Gathered together in Bleacher, they project a comic air of expectancy: Whatever is going to happen is going to be good.They are not troubled by their lack of forward momentum. Why travel when you’re already there?
Band aide chair:
Barricade tape chair:
Although it’s an insufficient image, I love the cheap charm of his baby blue/girly pink foam core Frank Stella, on the wall below.
Robert Yoder’s battered geometries from the 1990s….
look positively regal next to Grussgott’s.
Although Yoder is almost always purely abstract, he has the weight to sound a serious depth. I’m not sure the same can be said of Grussgott.
I used the swastika as a literal symbol, immediately recognizable as a
representation of hate. It’s both in a vulnerable/boxed in position as
well as at the center of the image. The intention was to simultaneously
discuss the ways in which symbols are sensitized and how overtime, even
a swastika can become a cliche.
But swastikas are not cliches. John Updike once wrote that what interests Saul Bellow does not appear to interest his characters. There’s a similar disconnect between what Grussgott wants to convey in his work and the work itself. As long as he stays away from ultimate evil, which swamps him, there are worse problems. In the end, who cares what the artist was thinking?

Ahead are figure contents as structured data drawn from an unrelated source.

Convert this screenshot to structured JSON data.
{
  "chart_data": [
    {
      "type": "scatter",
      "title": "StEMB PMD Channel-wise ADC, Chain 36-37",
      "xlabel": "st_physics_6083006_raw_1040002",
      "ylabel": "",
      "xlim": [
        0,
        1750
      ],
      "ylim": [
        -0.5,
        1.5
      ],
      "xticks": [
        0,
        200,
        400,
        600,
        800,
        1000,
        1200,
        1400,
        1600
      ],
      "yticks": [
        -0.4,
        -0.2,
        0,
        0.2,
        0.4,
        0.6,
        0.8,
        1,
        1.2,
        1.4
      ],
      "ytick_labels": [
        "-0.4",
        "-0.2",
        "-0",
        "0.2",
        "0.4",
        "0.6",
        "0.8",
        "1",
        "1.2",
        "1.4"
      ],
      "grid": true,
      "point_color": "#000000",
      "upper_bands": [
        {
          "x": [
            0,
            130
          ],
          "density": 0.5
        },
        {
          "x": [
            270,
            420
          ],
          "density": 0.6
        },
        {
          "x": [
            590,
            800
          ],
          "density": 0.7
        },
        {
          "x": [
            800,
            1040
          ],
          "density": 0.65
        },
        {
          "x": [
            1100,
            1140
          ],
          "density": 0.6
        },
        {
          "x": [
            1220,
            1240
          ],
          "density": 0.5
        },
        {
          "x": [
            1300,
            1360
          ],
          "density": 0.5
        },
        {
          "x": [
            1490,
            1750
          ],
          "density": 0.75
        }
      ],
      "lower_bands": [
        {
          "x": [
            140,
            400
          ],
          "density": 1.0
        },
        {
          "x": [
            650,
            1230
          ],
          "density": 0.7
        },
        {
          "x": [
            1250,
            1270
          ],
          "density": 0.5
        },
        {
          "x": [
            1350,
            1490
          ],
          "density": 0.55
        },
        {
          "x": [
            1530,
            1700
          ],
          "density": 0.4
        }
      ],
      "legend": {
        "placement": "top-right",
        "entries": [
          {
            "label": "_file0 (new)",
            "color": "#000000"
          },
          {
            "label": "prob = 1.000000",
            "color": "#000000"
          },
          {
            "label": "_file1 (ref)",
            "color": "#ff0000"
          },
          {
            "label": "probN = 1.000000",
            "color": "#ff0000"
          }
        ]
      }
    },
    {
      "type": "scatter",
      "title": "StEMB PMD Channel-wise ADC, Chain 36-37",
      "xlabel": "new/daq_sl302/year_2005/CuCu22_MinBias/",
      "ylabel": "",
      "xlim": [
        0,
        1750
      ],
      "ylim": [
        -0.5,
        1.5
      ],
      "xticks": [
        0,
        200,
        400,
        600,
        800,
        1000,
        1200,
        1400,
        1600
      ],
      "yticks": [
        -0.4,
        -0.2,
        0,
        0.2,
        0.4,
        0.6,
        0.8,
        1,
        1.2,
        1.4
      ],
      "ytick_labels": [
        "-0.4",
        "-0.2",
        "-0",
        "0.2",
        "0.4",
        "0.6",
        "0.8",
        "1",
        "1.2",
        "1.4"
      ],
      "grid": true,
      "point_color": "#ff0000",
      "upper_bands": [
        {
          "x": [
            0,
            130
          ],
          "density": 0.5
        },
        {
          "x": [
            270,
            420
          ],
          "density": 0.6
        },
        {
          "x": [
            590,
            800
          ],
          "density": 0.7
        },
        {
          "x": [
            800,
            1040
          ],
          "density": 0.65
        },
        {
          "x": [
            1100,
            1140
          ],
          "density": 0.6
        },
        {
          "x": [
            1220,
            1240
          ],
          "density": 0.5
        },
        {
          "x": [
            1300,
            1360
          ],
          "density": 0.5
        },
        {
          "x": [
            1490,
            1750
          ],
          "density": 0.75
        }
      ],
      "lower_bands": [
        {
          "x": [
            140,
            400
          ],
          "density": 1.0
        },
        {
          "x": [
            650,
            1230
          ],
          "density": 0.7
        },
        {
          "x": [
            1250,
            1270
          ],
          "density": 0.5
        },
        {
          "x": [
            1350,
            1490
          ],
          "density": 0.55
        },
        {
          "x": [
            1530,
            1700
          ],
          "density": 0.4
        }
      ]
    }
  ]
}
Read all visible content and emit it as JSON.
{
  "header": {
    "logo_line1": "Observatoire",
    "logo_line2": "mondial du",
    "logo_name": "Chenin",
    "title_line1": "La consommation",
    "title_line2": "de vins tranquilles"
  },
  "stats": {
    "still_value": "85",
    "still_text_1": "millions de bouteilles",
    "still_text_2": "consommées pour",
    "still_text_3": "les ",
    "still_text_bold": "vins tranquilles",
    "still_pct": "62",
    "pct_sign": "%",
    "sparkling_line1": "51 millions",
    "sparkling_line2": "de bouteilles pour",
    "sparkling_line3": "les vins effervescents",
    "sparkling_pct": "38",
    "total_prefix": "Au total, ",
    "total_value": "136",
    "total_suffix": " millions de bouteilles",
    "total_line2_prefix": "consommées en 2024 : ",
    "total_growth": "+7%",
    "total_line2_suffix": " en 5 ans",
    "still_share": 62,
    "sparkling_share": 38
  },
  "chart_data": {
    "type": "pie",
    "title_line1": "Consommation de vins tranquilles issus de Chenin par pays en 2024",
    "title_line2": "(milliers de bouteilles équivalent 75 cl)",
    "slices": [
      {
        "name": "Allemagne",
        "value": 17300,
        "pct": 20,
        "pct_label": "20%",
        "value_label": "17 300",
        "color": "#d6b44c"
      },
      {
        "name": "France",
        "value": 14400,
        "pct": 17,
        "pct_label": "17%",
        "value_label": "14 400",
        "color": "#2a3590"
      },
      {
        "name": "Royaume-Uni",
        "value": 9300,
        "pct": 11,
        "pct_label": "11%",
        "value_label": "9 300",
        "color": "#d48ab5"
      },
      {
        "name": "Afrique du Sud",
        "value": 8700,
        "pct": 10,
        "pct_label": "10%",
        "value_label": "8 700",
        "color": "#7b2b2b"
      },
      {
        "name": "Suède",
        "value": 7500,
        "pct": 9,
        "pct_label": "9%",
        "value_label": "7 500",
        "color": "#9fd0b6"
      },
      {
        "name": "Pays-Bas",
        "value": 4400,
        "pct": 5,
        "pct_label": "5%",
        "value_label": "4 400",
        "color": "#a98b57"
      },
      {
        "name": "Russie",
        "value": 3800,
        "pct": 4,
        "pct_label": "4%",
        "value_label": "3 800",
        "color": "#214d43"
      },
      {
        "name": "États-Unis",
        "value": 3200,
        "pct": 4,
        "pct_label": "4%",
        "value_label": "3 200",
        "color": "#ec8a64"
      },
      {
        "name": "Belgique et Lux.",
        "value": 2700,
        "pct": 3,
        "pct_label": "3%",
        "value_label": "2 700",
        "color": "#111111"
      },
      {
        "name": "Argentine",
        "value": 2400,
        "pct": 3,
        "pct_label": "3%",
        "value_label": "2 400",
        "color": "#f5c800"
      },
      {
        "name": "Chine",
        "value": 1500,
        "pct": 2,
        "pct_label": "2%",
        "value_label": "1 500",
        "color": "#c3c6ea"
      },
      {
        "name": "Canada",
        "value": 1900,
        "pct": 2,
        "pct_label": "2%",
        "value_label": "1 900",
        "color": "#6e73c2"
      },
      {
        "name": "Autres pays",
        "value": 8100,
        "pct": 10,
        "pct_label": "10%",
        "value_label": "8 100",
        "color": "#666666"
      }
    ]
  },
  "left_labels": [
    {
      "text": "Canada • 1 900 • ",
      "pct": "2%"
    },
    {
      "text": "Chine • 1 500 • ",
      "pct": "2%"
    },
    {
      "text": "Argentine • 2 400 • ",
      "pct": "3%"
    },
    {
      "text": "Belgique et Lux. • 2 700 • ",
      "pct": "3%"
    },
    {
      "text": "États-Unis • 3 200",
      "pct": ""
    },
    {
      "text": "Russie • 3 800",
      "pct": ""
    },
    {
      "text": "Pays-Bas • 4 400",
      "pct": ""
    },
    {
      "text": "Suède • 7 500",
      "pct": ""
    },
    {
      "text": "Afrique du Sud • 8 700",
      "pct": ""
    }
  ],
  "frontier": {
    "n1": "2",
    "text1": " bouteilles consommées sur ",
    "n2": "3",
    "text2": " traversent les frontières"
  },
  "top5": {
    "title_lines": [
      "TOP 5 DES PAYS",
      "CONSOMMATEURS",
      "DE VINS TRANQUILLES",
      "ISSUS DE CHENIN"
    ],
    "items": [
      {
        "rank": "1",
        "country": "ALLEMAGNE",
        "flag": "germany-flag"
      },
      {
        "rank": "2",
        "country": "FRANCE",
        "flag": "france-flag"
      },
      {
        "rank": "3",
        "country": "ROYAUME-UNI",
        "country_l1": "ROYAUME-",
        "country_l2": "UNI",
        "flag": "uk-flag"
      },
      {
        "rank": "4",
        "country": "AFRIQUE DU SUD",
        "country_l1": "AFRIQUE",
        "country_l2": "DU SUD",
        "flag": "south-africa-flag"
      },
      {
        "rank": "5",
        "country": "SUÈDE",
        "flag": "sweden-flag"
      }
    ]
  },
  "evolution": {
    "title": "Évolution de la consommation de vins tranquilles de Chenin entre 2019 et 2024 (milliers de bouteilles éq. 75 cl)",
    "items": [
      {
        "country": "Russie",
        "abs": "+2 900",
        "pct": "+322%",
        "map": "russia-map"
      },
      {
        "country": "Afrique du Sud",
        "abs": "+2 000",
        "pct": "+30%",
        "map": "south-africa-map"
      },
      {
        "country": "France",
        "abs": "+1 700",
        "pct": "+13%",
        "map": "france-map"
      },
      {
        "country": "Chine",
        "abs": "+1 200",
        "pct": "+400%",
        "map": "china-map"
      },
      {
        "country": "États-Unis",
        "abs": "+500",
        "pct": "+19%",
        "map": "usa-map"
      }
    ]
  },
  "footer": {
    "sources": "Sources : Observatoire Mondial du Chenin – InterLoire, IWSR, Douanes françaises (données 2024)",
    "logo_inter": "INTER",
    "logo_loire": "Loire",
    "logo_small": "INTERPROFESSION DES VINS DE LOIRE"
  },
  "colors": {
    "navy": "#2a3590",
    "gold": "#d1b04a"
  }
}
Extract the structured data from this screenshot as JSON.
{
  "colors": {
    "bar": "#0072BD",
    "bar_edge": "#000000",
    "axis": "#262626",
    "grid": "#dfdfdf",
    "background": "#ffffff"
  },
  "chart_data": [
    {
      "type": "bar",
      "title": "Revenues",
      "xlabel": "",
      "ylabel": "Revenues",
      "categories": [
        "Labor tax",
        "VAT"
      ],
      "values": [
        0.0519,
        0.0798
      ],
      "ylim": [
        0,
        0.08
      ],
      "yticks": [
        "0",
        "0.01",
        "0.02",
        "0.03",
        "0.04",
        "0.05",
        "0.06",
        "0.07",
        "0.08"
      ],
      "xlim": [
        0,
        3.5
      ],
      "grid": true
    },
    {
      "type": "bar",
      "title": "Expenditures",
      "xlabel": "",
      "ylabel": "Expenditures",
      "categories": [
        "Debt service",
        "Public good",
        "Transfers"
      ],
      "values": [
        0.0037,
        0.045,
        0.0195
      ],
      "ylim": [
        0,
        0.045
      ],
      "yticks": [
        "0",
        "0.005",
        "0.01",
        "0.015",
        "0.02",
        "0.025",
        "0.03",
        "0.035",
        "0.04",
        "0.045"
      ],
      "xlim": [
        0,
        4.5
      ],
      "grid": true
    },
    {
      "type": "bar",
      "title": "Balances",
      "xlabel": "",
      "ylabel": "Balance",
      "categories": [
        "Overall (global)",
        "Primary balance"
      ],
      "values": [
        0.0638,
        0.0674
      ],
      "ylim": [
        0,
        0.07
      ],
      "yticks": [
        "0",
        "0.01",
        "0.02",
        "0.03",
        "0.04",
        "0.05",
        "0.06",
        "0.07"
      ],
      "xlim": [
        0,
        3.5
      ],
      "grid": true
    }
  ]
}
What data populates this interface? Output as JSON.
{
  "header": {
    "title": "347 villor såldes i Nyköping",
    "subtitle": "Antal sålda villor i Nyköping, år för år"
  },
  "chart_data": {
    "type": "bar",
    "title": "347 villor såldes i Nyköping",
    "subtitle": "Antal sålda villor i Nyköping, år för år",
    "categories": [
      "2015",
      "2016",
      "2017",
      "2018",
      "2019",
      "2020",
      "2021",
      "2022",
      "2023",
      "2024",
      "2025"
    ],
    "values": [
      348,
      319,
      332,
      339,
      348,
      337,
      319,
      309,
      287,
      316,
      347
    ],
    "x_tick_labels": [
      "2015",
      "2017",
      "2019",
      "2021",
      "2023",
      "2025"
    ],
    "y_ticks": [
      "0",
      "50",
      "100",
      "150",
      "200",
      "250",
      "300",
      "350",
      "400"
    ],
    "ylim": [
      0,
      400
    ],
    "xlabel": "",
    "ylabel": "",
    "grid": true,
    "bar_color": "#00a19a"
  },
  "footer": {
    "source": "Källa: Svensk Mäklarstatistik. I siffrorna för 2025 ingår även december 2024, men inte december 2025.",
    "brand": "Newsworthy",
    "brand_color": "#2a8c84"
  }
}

Grussgott continues at Grey Gallery through June 6. In the Seattle Times, Rachel Shimp sees the show as the artist wants it to be seen.
Deborah Barlow says
Great post. Thanks for this.
Emily Pothast says
I found myself being transfixed by those swastika paintings (particular the white one with the weathered wood) but when I got to the center BAM! I got confronted by that swastika. Which is a strange sensation, because obviously swastikas have been in use for centuries for a reason, and what they actually do perceptually (i.e. create the illusion of movement, embody the cycles of time and the coming together of opposites, etc.) has been completely overridden by the symbol’s use by the Nazis. So here is an object that my visual cortex wants to take a ride on, but my brain finds repugnant. (As Prince Harry found out the hard way, swastikas are definitely not cliché.) I’m interested in seeing where Grussgott goes from here, though, as I think some of the problems he’s working with are interesting.
But yeah. Still not sold on the swastika as art, if only because by the time you’ve finished defending your usage, the initial impact has been picked to pieces.